Cole was born on June 27, 1975 in the United States, was raised in Lagos and moved to the USA after completing secondary school.
Education and Career
Cole holds a BA from Kalamazoo College in Michigan and an MA from the School of Oriental and African Studies in London. He earned his MPhil and PhD degrees at Columbia University in New York. He has written two books: the first is a novella titled Every Day is for the Thief (2007), which gives an account of a Nigerian returning home from the US after many years abroad. The other, Open City (2011) focuses on the journeys through New York and other places of a Nigerian psychiatry student. It won the PEN/Hemingway Award in 2012, as well as the New York City Book Award for Fiction and the Rosenthal Award of the American Academy of Arts and Letters in 2011.

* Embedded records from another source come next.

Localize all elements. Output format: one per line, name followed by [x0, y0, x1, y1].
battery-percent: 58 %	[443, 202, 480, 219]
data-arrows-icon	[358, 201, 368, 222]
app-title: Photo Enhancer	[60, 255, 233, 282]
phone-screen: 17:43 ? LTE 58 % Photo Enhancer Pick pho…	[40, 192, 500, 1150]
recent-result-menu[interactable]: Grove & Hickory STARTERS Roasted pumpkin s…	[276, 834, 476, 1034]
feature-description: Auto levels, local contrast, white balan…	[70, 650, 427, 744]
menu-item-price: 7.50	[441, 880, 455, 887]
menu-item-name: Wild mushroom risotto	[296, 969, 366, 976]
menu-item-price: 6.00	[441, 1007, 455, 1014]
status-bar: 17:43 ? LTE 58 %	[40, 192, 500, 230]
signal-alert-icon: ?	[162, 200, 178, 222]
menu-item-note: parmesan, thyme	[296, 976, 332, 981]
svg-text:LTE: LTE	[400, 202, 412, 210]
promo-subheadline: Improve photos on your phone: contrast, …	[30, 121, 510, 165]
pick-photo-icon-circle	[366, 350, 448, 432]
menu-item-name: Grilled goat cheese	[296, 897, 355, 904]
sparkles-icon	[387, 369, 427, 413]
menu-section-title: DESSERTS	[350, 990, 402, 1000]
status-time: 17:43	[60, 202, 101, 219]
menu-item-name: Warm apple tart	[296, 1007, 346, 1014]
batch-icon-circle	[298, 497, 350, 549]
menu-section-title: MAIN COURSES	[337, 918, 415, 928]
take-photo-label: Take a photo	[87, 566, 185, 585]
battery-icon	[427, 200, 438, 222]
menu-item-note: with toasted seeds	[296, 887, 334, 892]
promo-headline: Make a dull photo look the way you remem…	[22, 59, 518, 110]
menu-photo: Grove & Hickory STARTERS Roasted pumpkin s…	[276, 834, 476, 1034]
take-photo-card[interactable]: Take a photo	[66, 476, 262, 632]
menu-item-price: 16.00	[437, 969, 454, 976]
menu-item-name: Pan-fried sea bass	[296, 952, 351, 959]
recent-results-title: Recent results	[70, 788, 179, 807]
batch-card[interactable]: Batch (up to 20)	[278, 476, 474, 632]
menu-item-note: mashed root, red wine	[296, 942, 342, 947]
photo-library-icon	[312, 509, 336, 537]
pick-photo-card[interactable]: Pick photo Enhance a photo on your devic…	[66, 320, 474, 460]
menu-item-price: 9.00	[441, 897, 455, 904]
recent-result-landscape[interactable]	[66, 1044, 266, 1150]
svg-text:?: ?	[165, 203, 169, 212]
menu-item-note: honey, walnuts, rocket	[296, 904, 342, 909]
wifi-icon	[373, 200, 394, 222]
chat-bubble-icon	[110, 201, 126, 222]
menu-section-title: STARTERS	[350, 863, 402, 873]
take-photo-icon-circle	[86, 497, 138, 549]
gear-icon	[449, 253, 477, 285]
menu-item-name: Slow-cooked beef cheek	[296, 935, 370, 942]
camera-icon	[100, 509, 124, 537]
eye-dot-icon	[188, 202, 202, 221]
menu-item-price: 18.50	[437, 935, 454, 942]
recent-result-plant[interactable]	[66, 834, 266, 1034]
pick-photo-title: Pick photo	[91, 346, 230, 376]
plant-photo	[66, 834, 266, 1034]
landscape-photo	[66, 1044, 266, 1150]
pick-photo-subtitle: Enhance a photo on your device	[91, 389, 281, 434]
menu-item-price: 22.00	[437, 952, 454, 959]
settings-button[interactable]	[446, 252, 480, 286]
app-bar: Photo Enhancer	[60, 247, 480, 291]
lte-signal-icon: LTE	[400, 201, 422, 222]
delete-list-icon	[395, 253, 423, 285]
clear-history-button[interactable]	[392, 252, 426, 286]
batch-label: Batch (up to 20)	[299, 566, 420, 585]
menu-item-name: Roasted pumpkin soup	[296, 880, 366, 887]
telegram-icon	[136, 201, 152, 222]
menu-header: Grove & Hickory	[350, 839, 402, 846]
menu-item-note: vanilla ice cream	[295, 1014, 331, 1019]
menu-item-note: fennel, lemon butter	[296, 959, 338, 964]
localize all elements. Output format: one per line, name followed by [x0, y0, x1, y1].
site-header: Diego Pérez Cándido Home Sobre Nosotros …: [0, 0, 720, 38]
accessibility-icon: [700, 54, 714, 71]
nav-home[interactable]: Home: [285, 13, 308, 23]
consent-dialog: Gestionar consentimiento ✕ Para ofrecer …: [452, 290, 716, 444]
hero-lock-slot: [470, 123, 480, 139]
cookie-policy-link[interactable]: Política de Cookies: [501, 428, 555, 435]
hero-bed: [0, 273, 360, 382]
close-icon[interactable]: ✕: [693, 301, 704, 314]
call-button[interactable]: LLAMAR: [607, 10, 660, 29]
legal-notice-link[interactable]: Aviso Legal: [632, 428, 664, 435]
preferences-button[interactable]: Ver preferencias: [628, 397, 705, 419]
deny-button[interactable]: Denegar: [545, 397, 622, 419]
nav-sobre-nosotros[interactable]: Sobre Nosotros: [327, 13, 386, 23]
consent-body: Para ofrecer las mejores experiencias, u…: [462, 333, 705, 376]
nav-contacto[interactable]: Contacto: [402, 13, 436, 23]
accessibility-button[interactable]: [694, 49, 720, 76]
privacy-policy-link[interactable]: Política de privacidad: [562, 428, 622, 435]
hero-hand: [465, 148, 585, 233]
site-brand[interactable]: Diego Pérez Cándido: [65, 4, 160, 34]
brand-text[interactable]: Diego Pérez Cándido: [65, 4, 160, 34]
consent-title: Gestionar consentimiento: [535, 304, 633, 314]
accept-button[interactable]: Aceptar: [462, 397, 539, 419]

Cole is currently based in Brooklyn, New York and is a regular contributor to various publications including the New York Times, Qarrtsiluni, Chimurenga, the New Yorker, the Atlantic, and the Farafina Press blog. He also authors a blog on the New Inquiry's website entitled Double Take. He is currently at work on a book-length non-fiction narrative of Lagos as well as on a Twitter project called -Small Fates'. He has been honoured twice as an Andrew W. Mellon Fellow in the Humanities (in 2001 and 2002) and once as a Chinua Achebe Fellow at Bard College (in 2011).
Cole has worked as a cartoonist, dishwasher, gardener and haematology researcher. He has taught at Hofstra, Columbia andNew York universities. He is currently the Distinguished Writer in Residence at Bard College.